The climate change query produced some interesting differences. Bush quoted sentences from a 2001 National Academy of Sciences report that indicated uncertainty about the effects of anthropogenic sources of global warming in this century, but omitted reference to the recent report from his own administration's task force that accepted the importance of those effects. He then turned to his plans for research on clean coal and hydrogen technology. By contrast, Kerry called the evidence for human involvement in global warming convincing and supported a cap-and-trade system that would resemble that in the McCain-Lieberman bill now before the U.S. Senate.
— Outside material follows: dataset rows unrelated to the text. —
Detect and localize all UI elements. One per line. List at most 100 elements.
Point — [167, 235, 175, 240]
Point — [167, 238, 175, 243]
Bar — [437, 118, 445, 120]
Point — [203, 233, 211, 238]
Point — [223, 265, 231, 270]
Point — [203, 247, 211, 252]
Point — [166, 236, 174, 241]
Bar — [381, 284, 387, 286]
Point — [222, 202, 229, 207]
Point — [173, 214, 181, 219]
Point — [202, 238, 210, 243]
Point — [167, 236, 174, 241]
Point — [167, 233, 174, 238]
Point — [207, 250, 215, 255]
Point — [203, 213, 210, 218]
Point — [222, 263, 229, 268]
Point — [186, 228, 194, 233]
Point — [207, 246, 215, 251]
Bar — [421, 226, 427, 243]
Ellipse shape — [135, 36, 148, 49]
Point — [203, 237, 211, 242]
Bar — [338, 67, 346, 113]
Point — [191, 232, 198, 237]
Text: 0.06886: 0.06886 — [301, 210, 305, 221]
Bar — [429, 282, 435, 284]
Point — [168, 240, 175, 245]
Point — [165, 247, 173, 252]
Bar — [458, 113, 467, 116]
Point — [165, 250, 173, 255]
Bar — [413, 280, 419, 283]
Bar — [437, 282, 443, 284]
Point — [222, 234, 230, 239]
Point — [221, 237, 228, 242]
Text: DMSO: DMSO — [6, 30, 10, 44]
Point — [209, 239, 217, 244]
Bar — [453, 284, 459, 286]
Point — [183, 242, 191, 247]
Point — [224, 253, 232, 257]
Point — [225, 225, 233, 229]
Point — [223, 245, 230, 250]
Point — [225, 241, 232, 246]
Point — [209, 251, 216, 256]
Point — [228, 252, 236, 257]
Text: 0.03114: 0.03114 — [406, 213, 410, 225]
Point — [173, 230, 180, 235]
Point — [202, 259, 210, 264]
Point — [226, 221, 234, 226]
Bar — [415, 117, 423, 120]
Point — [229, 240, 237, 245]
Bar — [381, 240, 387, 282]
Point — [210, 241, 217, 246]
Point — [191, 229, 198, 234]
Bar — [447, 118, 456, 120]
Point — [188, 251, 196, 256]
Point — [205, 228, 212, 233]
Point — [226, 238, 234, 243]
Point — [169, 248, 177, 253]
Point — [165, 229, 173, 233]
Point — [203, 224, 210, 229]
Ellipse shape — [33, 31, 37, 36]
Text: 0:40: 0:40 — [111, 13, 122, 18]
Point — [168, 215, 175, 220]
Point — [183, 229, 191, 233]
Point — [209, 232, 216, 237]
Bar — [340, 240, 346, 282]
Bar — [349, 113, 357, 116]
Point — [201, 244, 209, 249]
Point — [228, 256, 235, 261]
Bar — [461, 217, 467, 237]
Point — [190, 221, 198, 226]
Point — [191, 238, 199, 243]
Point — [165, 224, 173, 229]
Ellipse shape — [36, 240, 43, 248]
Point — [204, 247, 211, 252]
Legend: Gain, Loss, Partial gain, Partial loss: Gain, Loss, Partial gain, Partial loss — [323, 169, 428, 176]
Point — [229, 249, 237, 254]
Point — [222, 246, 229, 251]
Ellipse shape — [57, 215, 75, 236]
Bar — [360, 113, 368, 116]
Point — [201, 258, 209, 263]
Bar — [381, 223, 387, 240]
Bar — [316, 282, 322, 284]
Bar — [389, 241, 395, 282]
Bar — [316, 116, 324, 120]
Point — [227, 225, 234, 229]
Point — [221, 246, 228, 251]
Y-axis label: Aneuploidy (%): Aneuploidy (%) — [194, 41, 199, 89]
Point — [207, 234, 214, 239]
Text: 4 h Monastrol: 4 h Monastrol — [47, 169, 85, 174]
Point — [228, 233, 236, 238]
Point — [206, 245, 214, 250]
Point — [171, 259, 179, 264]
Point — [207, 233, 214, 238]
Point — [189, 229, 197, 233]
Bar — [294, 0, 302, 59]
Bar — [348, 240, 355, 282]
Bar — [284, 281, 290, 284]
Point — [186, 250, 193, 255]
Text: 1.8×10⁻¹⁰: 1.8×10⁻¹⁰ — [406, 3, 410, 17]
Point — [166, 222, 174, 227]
In their responses on space, both candidates said good things but ducked an important choice. Bush reprised his man-Moon-Mars (3M) project and talked entirely about human exploration. Kerry praised NASA and spoke of both manned and robotic successes. But neither he nor Bush dealt realistically with costs, especially not the price tag for 3M or other manned missions, nor did they realistically approach the challenging question of which kind of space exploration produces the greater scientific yield per dollar invested.

There's an interesting area of disagreement about matters of fact. Bush asserts that he holds firmly to NSDD 189, the 1985 Reagan doctrine declaring that there is no information or knowledge control mechanism short of classification. Kerry claims that instead Bush has created a murky area of “sensitive but not classified” information that is subject to control. It is to be hoped that Bush will turn out to be right on this one, but he will need to convince the Department of Commerce that it has gone “off message” by attempting to assert exactly that kind of control in university contracts.

Where do we find agreement? Well, it's no surprise that both men love the National Institutes of Health budget and support this administration's record of completing its doubling from $13 billion to $27 billion. Both praise the Ocean Commission report and say they will work to follow its recommendations. They both think that foreign students are an asset to the United States and cite our long history of benefiting from such exchanges. Kerry criticizes aspects of the implementation of the visa program, whereas Bush cites surveys that show that the majority of land-grant institutions have suffered no losses in foreign applicants, but their agreement outweighs their differences. And—wonder of wonders!—both support the role of peer review and merit-based competition in allocating federal funds for research. The only difference is in how they label legislative intrusion in the process: Kerry comes right out and calls it “pork.”

But in case this analysis makes them look like Tweedledum and Tweedledee, look at their answers carefully. The president and his Democratic challenger have some real differences about core scientific issues: climate change, space, stem cells, and the Endangered Species Act, among others. There's a lot of important stuff here, and it will repay careful reading.